Ms. H felt that the checkout role was unsuitable and would have been a demotion. She also felt that the toilet scenario was unacceptable as there was often queues at this toilet and her condition did not allow for her to wait in queues for long periods. Ms. H raised a formal grievance which was heard in August 2011. The complaint was not upheld and neither was Ms. H’s appeal. Ms. H felt that her employer ignored her disabilities since her surgeries in 2005 and felt as though her employer had failed in their duty of care to her.
The respondent refuted any claims of discrimination and claimed that the employee had been out of work for a much longer period than the doctor had originally advised (6-9 months). More than one year after Ms. H broke her leg on holidays she attended a return to work meeting and the respondent pointed out that Ms. H was outside of her support period and recommended that she attend the company doctor. Ms. H did so the following month and the Occupational Health Advisor recommended that she return to work on a phased basis in approximately 3 months' time. The Health Advisor also recommended that a risk assessment should take place and anything like slippy or uneven floors should be attended to in order that another fall was prevented.
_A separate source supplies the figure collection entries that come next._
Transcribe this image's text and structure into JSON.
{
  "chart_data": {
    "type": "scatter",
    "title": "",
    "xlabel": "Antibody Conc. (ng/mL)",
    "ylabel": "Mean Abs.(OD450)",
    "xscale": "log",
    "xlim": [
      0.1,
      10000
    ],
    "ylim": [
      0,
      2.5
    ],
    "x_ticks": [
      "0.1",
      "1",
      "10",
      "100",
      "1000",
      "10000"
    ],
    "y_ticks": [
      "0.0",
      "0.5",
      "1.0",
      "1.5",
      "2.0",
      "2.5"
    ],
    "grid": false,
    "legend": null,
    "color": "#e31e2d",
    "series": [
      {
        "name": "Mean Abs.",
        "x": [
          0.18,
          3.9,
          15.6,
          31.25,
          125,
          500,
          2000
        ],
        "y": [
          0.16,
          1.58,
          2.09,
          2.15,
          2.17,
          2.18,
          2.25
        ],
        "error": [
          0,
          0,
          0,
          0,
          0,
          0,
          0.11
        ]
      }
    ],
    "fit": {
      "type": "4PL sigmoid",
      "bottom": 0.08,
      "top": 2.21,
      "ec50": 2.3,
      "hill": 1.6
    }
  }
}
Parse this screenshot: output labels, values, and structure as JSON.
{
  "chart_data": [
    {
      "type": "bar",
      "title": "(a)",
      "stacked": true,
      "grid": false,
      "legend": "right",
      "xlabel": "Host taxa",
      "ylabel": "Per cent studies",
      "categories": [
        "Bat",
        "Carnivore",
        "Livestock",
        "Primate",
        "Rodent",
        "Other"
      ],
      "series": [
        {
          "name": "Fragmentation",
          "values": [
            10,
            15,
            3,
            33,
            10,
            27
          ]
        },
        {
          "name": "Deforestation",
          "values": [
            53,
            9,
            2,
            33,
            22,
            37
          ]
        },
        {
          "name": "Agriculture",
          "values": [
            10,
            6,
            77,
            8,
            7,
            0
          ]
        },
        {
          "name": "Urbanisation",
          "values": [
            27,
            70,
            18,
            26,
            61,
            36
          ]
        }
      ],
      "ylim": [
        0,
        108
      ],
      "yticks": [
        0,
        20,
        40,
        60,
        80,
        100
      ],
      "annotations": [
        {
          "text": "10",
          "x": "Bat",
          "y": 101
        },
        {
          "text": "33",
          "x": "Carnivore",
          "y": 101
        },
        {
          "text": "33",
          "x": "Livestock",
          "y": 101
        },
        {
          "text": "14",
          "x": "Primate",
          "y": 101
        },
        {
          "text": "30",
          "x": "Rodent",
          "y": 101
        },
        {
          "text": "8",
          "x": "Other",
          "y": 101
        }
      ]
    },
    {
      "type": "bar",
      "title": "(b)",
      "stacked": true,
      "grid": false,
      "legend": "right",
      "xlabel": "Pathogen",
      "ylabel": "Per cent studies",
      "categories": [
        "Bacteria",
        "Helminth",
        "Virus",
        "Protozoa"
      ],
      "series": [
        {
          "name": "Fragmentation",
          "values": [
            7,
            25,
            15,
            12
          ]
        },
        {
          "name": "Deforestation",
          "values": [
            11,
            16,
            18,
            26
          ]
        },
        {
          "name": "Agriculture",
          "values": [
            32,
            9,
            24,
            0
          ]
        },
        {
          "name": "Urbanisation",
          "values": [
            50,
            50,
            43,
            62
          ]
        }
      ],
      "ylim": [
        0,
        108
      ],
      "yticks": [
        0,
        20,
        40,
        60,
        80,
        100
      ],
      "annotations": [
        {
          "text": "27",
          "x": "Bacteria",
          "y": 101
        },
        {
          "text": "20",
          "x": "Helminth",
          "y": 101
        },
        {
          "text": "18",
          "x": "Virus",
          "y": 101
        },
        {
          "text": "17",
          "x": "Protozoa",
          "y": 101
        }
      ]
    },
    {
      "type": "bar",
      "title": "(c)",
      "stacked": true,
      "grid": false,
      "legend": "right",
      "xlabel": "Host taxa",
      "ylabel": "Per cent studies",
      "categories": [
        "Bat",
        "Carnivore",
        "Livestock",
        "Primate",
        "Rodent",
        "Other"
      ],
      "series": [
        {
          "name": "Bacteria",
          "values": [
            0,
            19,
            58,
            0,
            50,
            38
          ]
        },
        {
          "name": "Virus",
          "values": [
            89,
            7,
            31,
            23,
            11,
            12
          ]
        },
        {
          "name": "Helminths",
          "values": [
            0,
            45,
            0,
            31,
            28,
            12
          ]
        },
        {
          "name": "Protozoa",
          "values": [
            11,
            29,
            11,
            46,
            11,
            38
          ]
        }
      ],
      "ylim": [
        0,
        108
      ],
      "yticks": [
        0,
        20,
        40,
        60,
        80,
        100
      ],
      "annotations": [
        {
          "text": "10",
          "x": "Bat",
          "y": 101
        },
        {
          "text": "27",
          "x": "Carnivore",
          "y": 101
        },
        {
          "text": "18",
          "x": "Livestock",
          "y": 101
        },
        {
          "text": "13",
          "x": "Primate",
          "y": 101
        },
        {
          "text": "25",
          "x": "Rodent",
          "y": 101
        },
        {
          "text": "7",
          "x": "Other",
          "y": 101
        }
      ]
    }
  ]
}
The respondent was satisfied for Ms. H to return when recommended by the Occupational Health Advisor (in approximately 3 months). However, as the Customer Service desk role had changed in the two years that Ms. H had been absent from work and (for various reasons e.g. lack of space) no chair was situated there any longer, the respondent was not especially fit for that particular role any longer. Ms. H and her doctor felt that the checkout operator role was not a valid alternative.
The Equality Officer found that Ms. H had been discriminated against by her employer. While her doctor’s request for her to return to work on a phased basis had been upheld, other notable recommendations were not fully adhered to.
MS. H was supposed to be allowed to sit for periods during the working shift – the customer service role would not have allowed for this and, while the checkout operator role allowed her to sit, it required lifting of heavy groceries. The Equality Officer found that providing a reasonable disabled toilet for Ms. H would have cost the respondent approximately €22,600.00 and this would not have imposed a burden on a company that, in 2013, reported revenue in Ireland as £2,315 million Sterling.
The employer did not show genuine engagement with the process of finding effective and practical measures to allow the claimant to return to work.
Therefore, the Equality Officer found in favour of the claimant.
In accordance with Section 82 of the Act, she ordered the respondent:
(a) pay the complainant €30,000 (the approximate equivalent of a year’s salary) in compensation for breaches of the Employment Equality Acts. The award is redress for the infringement of Ms H’s statutory rights and, therefore, not subject to income tax as per Section 192A of the Taxes Consolidation Act 1997 (as amended by Section 7 of the Finance Act 2004).
(b) conduct a review of its employment policies and procedures to ensure that they are in compliance with these Acts with particular reference to how employees with disabilities are treated.